Como funciona a relação do produtor com uma comercial exportadora?
Negociar diretamente com uma comercial exportadora significa mais agilidade na tomada de decisão, já que o produtor negocia individualmente cada contrato sem depender de aprovação coletiva de outros associados da organização. Conforme aponta Wander Aguilera Almeida, essa autonomia atrai especialmente produtores que já têm experiência de mercado e preferem manter controle total sobre cada negociação fechada com o exterior.

Sem vínculo societário, o produtor também tem mais liberdade para comparar propostas de diferentes comerciais exportadoras a cada safra, buscando sempre a condição mais vantajosa disponível naquele momento específico do mercado internacional. Essa flexibilidade, no entanto, também significa que o produtor não conta com o apoio estrutural que uma cooperativa oferece, precisando buscar sozinho ou por meio de um intermediador independente cada um desses serviços complementares que antes vinham prontos.
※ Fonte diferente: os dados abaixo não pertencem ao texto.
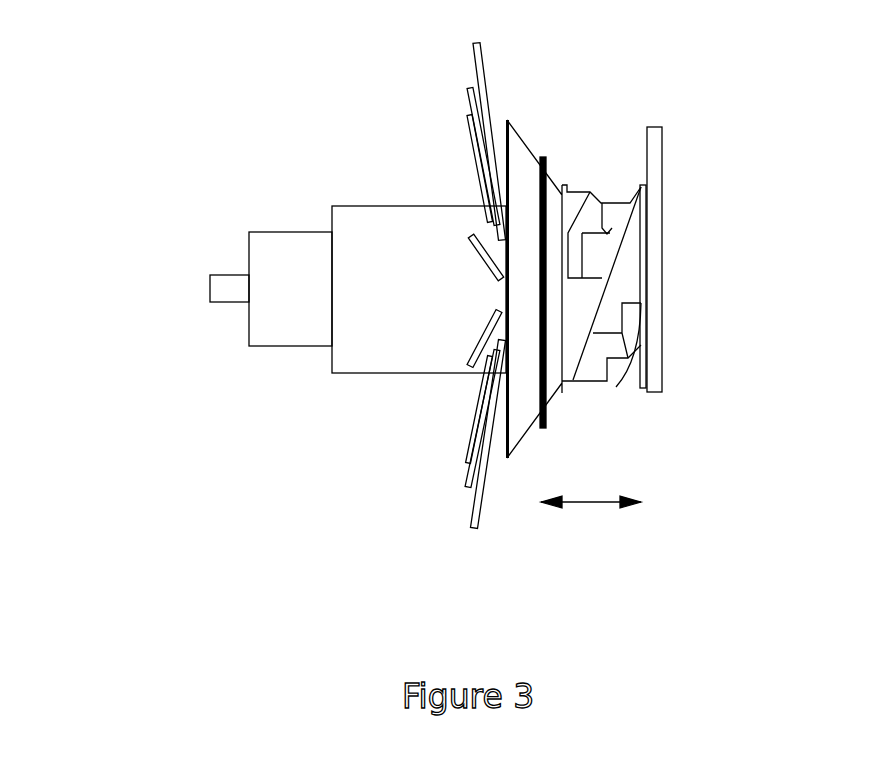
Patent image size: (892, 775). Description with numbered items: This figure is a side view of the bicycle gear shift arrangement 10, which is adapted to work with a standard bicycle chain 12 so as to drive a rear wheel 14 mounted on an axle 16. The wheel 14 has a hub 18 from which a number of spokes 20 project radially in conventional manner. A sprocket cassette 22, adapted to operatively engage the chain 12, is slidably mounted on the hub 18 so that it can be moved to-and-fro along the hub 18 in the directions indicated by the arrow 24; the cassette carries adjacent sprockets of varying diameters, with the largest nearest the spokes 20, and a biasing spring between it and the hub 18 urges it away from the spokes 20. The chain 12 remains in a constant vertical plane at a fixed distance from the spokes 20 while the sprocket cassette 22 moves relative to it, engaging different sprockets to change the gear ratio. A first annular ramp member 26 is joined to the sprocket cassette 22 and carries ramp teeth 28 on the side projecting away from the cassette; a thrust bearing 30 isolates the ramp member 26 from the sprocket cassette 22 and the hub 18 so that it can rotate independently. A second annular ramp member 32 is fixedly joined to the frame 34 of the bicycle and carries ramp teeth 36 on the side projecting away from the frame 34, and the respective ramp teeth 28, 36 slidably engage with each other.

The bicycle gear shift arrangement 10 is at (83, 121).
The bicycle chain 12 is at (547, 162).
The rear wheel 14 is at (477, 157).
The axle 16 is at (265, 260).
The hub 18 is at (367, 352).
The spokes 20 is at (477, 440).
The sprocket cassette 22 is at (516, 433).
The arrow 24 is at (592, 505).
The first annular ramp member 26 is at (616, 388).
The ramp teeth 28 is at (583, 303).
The thrust bearing 30 is at (603, 233).
The second annular ramp member 32 is at (625, 250).
The frame 34 is at (652, 149).
The ramp teeth 36 is at (618, 286).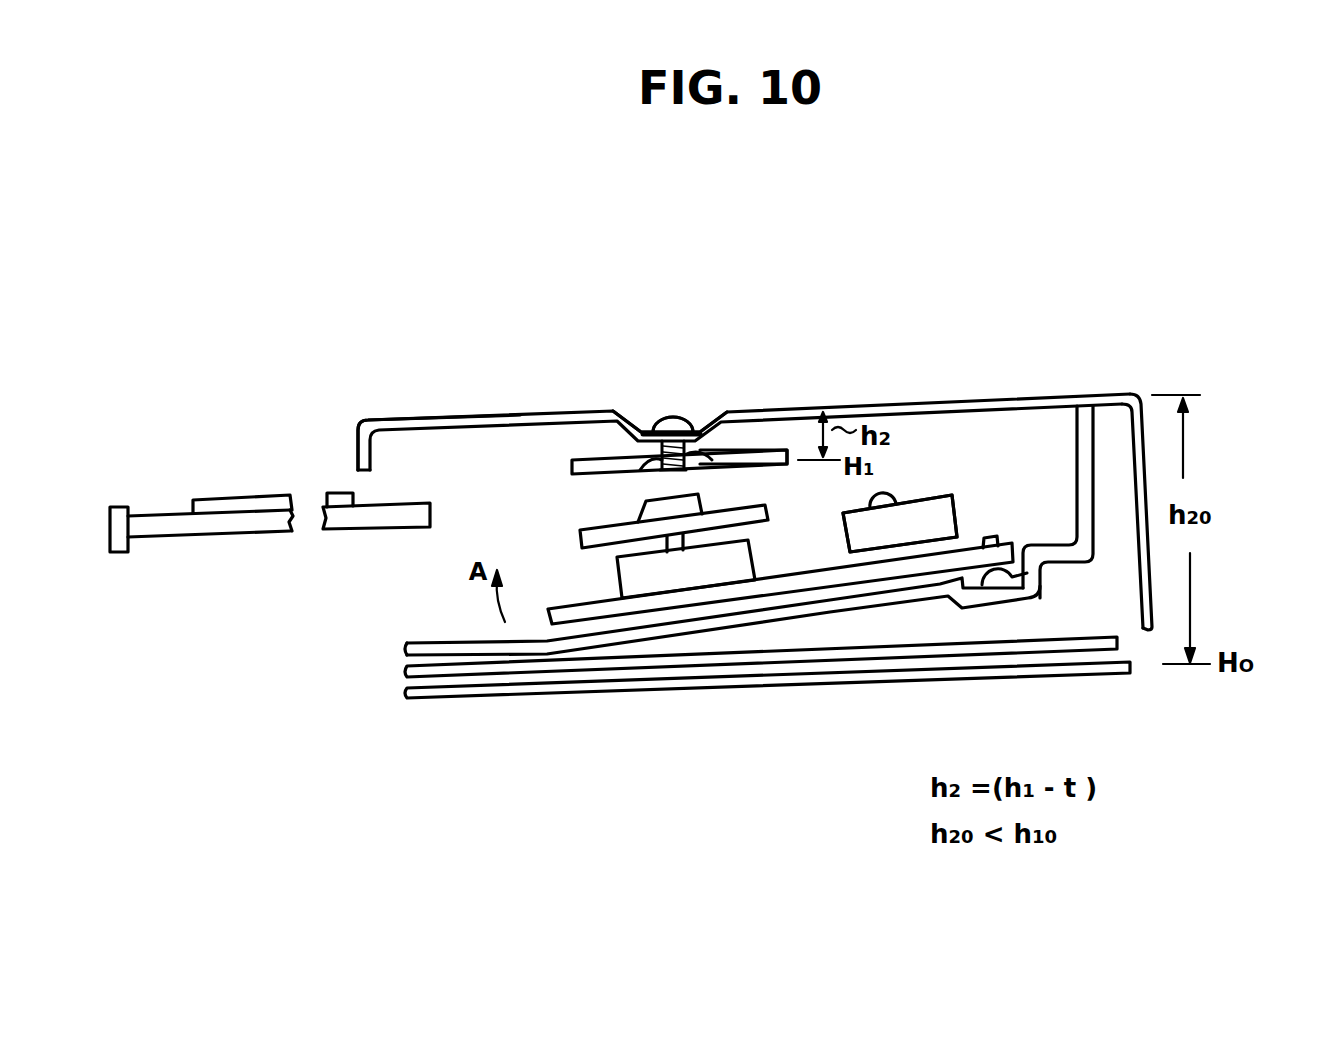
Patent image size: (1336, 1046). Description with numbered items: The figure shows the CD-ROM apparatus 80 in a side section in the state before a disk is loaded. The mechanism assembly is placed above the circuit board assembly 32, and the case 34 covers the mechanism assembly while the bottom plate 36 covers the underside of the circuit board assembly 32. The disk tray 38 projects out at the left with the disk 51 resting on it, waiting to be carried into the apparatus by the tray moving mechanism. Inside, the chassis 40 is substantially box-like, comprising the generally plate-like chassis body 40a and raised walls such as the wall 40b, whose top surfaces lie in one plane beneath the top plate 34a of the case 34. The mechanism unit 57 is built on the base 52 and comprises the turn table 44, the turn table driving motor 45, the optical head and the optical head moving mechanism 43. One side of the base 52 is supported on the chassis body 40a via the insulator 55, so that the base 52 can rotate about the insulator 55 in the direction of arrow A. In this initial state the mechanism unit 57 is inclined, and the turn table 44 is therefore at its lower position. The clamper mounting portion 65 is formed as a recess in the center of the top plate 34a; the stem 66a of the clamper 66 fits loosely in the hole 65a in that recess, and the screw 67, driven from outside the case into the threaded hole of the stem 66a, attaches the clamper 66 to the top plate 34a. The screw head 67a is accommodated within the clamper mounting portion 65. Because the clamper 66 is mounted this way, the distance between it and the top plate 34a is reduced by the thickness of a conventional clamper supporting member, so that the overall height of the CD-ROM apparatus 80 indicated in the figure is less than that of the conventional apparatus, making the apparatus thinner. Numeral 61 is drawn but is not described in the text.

The CD-ROM apparatus 80 is at (920, 218).
The circuit board assembly 32 is at (1108, 640).
The case 34 is at (1078, 390).
The top plate 34a is at (520, 418).
The bottom plate 36 is at (1040, 676).
The disk tray 38 is at (243, 530).
The chassis 40 is at (1148, 394).
The chassis body 40a is at (742, 613).
The wall 40b is at (1086, 458).
The optical head moving mechanism 43 is at (957, 522).
The turn table 44 is at (575, 528).
The turn table driving motor 45 is at (612, 578).
The disk 51 is at (242, 497).
The base 52 is at (808, 580).
The insulator 55 is at (1027, 573).
The mechanism unit 57 is at (920, 482).
The mounting bar 61 is at (770, 448).
The clamper mounting portion 65 is at (712, 428).
The hole 65a is at (646, 462).
The clamper 66 is at (590, 460).
The stem 66a is at (705, 450).
The screw 67 is at (657, 408).
The screw head 67a is at (693, 410).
Quais fatores devem pesar nessa decisão?
O volume produzido influencia diretamente essa escolha, já que produtores menores tendem a se beneficiar mais da força coletiva de uma cooperativa, enquanto produtores de maior escala frequentemente conseguem negociar condições competitivas diretamente com comerciais exportadoras. Wander Aguilera Almeida salienta que não existe modelo superior de forma absoluta, apenas o mais adequado a cada perfil de produtor.
O tipo de cultura plantada também influencia essa decisão, já que algumas cooperativas têm mais experiência e estrutura voltadas a determinados grãos do que outras, o que pode pesar tanto quanto o volume produzido pela propriedade. A disponibilidade de cooperativas atuantes na região também limita ou amplia essa escolha, já que nem todo produtor tem acesso a uma estrutura cooperativa sólida próxima da própria propriedade rural.
É possível combinar os dois modelos ao longo do tempo?
Muitos produtores optam por manter parte da produção vinculada à cooperativa e negociar o restante diretamente com comerciais exportadoras, diversificando também o modelo de comercialização ao longo de cada safra, como retrata Wander Aguilera Almeida. Essa combinação reduz a dependência de um único canal de venda, algo especialmente útil em anos de instabilidade de mercado, quando ter mais de uma alternativa de escoamento pode fazer diferença real no resultado da safra e na margem final obtida.
Produtores que já experimentaram os dois modelos ao longo da carreira relatam mais segurança justamente por não depender de um único canal de comercialização quando o cenário muda de um ano para outro. Escolher entre cooperativa e comercial exportadora não precisa ser uma decisão definitiva e única, já que o cenário de cada produtor muda ao longo dos anos, e reavaliar periodicamente essa escolha costuma trazer resultados melhores do que seguir sempre o mesmo caminho por hábito.